Full protocol reference for the streaming agent interface. File: navi/api/websocket.py.
ws://host/ws/sessions/{session_id}
The session must exist before connecting (create via POST /sessions). If the session is not found, the WebSocket closes with code 4004.
On connect the server immediately sends either session_sync (no active run) or begins the reconnect flow (active run detected).
{
"type": "message",
"content": "user text",
"images": ["base64string", ...],
"files": [{"name": "file.pdf", "path": "/abs/path"}]
}
type must be "message". Other types return an error frame.content is required and must be non-empty.images: optional list of base64-encoded images (data URIs accepted; the data:...;base64, prefix is stripped server-side).files: optional list of uploaded file references (appended to content as [Uploaded files on disk: ...]).All frames are JSON objects with a type field.
| Frame | When |
|---|---|
{"type": "stream_start"} |
Before any agent output begins |
{"type": "stream_end", "content": "...", "context_tokens": N, "max_context_tokens": N, "elapsed_seconds": N, "tool_call_count": N, "token_count": N, "message_index": N} |
After final text, before workers |
{"type": "stream_stopped"} |
If the user stopped generation |
{"type": "error", "message": "..."} |
On any unhandled error |
| Frame | When |
|---|---|
{"type": "thinking_delta", "delta": "..."} |
Reasoning chunk during streaming |
{"type": "thinking_end"} |
Reasoning phase complete |
{"type": "turn_thinking", "thinking": "...", "is_subagent": bool} |
Full reasoning block from a tool-calling turn (complete(), non-streaming) |
Thinking blocks are collapsible in the UI: open during reasoning, auto-collapsed on thinking_end.
| Frame | When | ||
|---|---|---|---|
| `{"type": "planning_status", "phase": 1 | 2 | 3, "label": "...", "is_subagent": bool}` | During planning phase — progress label for UI. phase: 1=analysis, 2=reflect, 3=plan |
{"type": "plan_ready", "plan": "...", "is_subagent": bool} |
Before tool-calling loop if planning_enabled and a plan was generated |
planning_status frames arrive during each planning phase (analysis → optional reflect → plan). is_subagent: true means the planning is running inside a subagent — route it into the spawn_agent card, never into the top-level UI.

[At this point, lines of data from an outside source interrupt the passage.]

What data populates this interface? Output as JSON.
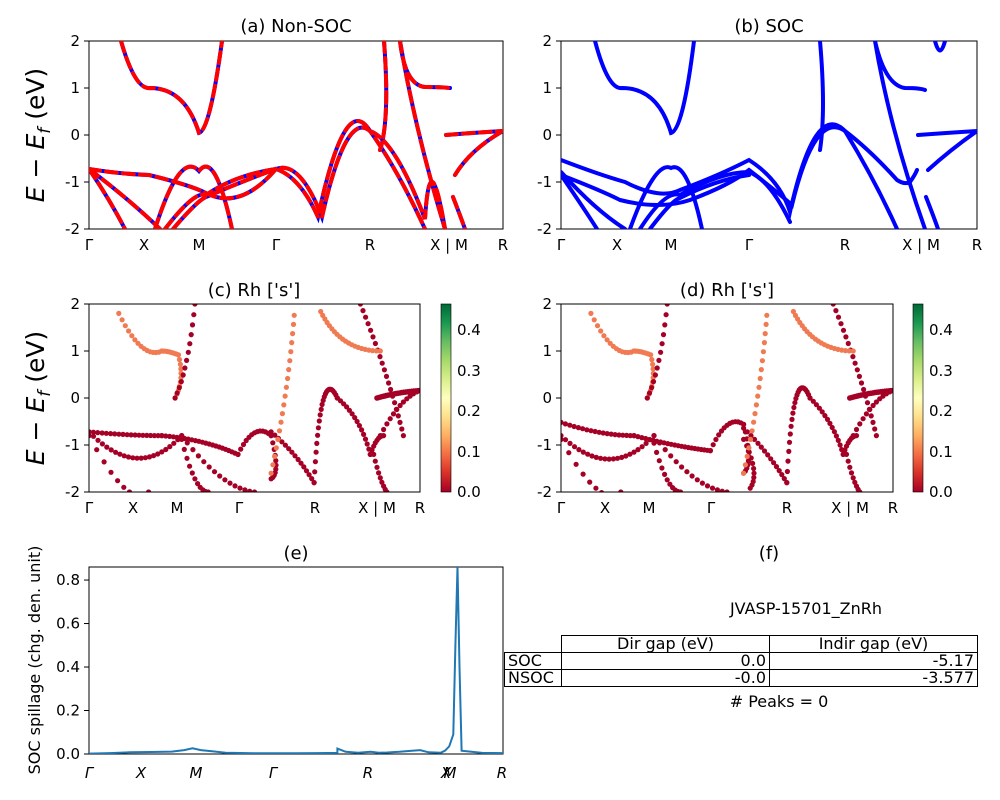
{
  "chart_data": [
    {
      "type": "line",
      "title": "(a) Non-SOC",
      "ylabel": "E - E_f (eV)",
      "ylim": [
        -2,
        2
      ],
      "yticks": [
        -2,
        -1,
        0,
        1,
        2
      ],
      "xticklabels": [
        "Γ",
        "X",
        "M",
        "Γ",
        "R",
        "X | M",
        "R"
      ],
      "series_colors": [
        "#0000ff",
        "#ff0000"
      ],
      "line_style": "blue solid overlaid by red dashed"
    },
    {
      "type": "line",
      "title": "(b) SOC",
      "ylim": [
        -2,
        2
      ],
      "yticks": [
        -2,
        -1,
        0,
        1,
        2
      ],
      "xticklabels": [
        "Γ",
        "X",
        "M",
        "Γ",
        "R",
        "X | M",
        "R"
      ],
      "series_colors": [
        "#0000ff"
      ]
    },
    {
      "type": "scatter",
      "title": "(c)  Rh ['s']",
      "ylabel": "E - E_f (eV)",
      "ylim": [
        -2,
        2
      ],
      "yticks": [
        -2,
        -1,
        0,
        1,
        2
      ],
      "xticklabels": [
        "Γ",
        "X",
        "M",
        "Γ",
        "R",
        "X | M",
        "R"
      ],
      "colorbar": {
        "min": 0.0,
        "max": 0.46,
        "ticks": [
          "0.0",
          "0.1",
          "0.2",
          "0.3",
          "0.4"
        ],
        "colormap": "RdYlGn"
      }
    },
    {
      "type": "scatter",
      "title": "(d) Rh ['s']",
      "ylim": [
        -2,
        2
      ],
      "yticks": [
        -2,
        -1,
        0,
        1,
        2
      ],
      "xticklabels": [
        "Γ",
        "X",
        "M",
        "Γ",
        "R",
        "X | M",
        "R"
      ],
      "colorbar": {
        "min": 0.0,
        "max": 0.46,
        "ticks": [
          "0.0",
          "0.1",
          "0.2",
          "0.3",
          "0.4"
        ],
        "colormap": "RdYlGn"
      }
    },
    {
      "type": "line",
      "title": "(e)",
      "ylabel": "SOC spillage (chg. den. unit)",
      "ylim": [
        0,
        0.86
      ],
      "yticks": [
        "0.0",
        "0.2",
        "0.4",
        "0.6",
        "0.8"
      ],
      "xticklabels": [
        "Γ",
        "X",
        "M",
        "Γ",
        "R",
        "X",
        "M",
        "R"
      ],
      "series_colors": [
        "#1f77b4"
      ],
      "x": [
        0,
        0.05,
        0.1,
        0.15,
        0.2,
        0.23,
        0.25,
        0.27,
        0.3,
        0.33,
        0.35,
        0.38,
        0.4,
        0.45,
        0.5,
        0.55,
        0.6,
        0.6,
        0.62,
        0.65,
        0.68,
        0.7,
        0.72,
        0.75,
        0.78,
        0.8,
        0.82,
        0.85,
        0.86,
        0.87,
        0.88,
        0.885,
        0.89,
        0.895,
        0.9,
        0.95,
        1.0
      ],
      "y": [
        0.002,
        0.004,
        0.008,
        0.009,
        0.011,
        0.018,
        0.026,
        0.018,
        0.012,
        0.006,
        0.005,
        0.004,
        0.003,
        0.003,
        0.003,
        0.004,
        0.005,
        0.025,
        0.01,
        0.006,
        0.01,
        0.006,
        0.007,
        0.01,
        0.015,
        0.018,
        0.008,
        0.006,
        0.015,
        0.035,
        0.09,
        0.5,
        0.86,
        0.4,
        0.015,
        0.005,
        0.004
      ]
    }
  ],
  "panel_f": {
    "title": "(f)",
    "material": "JVASP-15701_ZnRh",
    "columns": [
      "Dir gap (eV)",
      "Indir gap (eV)"
    ],
    "rows": [
      {
        "label": "SOC",
        "dir": "0.0",
        "indir": "-5.17"
      },
      {
        "label": "NSOC",
        "dir": "-0.0",
        "indir": "-3.577"
      }
    ],
    "peaks": "# Peaks = 0"
  }
}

plan_ready carries the formatted step list. Rendered as a collapsible plan card in the UI.
| Frame | When |
|---|---|
{"type": "tool_started", "tool": "name", "args": {...}, "is_subagent": bool} |
Immediately when a tool call begins (before execution) |
{"type": "tool_call", "tool": "name", "args": {...}, "result": "...", "success": bool, "is_subagent": bool, "metadata": {...}} |
When the tool finishes |
is_subagent: true indicates the tool call was made by a nested subagent, not the top-level agent.
| Frame | When |
|---|---|
{"type": "stream_delta", "delta": "..."} |
Text chunk of the final response |
| Frame | When |
|---|---|
{"type": "context_compressed", "messages_before": N, "messages_after": N, "summary": "...", "context_tokens": N, "max_context_tokens": N} |
After context compression runs |
{"type": "profile_switched", "profile_id": "...", "profile_name": "..."} |
When switch_profile tool succeeds |
{"type": "heartbeat"} |
Periodic keepalive during long silent operations (every 20 s) |
{"type": "session_sync"} |
Client should reload session history from REST (GET /sessions/{id}) |
session_sync is sent in two situations:
POST /sessions/{session_id}/stop
Sets _AgentRun.stop_event. The agent checks this event:
aclose() on the generator)The client sends this via fetch(), not over the WebSocket, to avoid corrupting the WebSocket receive state.
Response: {"ok": true} if a run was active, {"ok": false, "reason": "no active run"} otherwise.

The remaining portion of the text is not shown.